Both novels use imagery and tone to help explore stories that portray how war took over individuals’ lives whether they were fighting in the war or not. While diving deeper into these novels, the tone from both the novels reveals the anxiety uncertainty people had faced during the time of war. We see that people who are living during the war can change mentally or physically. Etienne, Marie-Laure’s Uncle, who became mentally ill after he fought in World War I. Etienne, suffers from delusions that can cause psychotic episodes. When Marie-Laure begins to understand her Uncle’s troubles, the author writes, ‘And yet she can tell he is visited by fears so immense, so multiple, that she can almost feel the terror pulsing inside him. As though some beast breathes all the time at the windowpanes of his mind”. Doerr uses Etienne’s fears to acknowledge the concept of fear and anxiety surrounding war. Similar to Etienne’s fears, the story surrounds uncomfortable anxiety behind the war. In setting the tone for O’Brien’s novel he begins what the other soldier physically carried with them such as weapons and personal items, then what they mentally carried in their heads.

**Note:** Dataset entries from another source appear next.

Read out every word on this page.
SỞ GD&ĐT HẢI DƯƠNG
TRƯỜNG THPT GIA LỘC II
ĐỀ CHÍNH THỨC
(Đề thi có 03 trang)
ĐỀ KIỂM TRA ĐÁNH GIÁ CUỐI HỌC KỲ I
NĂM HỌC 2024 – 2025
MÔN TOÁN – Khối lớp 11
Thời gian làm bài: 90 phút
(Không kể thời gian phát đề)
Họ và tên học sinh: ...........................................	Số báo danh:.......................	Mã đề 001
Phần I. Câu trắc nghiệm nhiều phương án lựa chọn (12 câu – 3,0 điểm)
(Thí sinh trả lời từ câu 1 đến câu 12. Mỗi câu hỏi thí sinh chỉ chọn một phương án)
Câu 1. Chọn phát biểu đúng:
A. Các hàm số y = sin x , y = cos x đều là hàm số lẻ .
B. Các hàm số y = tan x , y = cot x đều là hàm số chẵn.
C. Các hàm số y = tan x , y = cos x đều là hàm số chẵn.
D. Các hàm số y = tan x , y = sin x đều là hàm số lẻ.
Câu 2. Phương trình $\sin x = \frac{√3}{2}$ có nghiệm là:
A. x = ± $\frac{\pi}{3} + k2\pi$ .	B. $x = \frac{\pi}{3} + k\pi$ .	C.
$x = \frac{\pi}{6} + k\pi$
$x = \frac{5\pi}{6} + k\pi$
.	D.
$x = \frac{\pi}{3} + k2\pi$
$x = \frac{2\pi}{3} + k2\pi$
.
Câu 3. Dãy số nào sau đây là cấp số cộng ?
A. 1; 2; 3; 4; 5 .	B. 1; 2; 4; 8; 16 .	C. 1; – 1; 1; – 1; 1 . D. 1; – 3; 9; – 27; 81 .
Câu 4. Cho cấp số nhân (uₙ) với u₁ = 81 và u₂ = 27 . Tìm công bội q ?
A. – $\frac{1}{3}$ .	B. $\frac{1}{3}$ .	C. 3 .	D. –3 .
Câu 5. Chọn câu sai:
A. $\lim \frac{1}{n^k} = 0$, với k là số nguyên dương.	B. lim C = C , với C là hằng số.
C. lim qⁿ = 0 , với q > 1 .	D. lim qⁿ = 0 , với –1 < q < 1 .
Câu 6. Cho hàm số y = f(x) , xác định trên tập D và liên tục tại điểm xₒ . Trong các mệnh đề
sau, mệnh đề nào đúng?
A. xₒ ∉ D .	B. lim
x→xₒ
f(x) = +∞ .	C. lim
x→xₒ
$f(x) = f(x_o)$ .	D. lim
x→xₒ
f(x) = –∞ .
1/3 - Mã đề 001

The author writes, “They carried the sky. The whole atmosphere, they carried it, the humidity, the monsoons, the stink of fungus and decay, all of it, they carried gravity”. This quote is dramatic and it sets the tone just by its references to darkness and weight. Metaphorically and in a literal sense, these soldiers carried the weight of the world on their shoulders along with their own lives. Both these intense reads have very interesting plots and themes. They both connect back to the fact that war sadly affects everyone and that’s just how life is destined to be. Literary elements shown throughout the two novels proclaim how this theme is prevalent. Regardless of involvement, war will always impact those in the surrounding environment.
- Doerr, Anthony. All the Light We Cannot See: A Novel. New York: Scribner, 2014.
- O’Brien, Tim. The Things They Carried: A Work of Fiction. First Mariner Books edition. Houghton Mifflin Harcourt, 2009.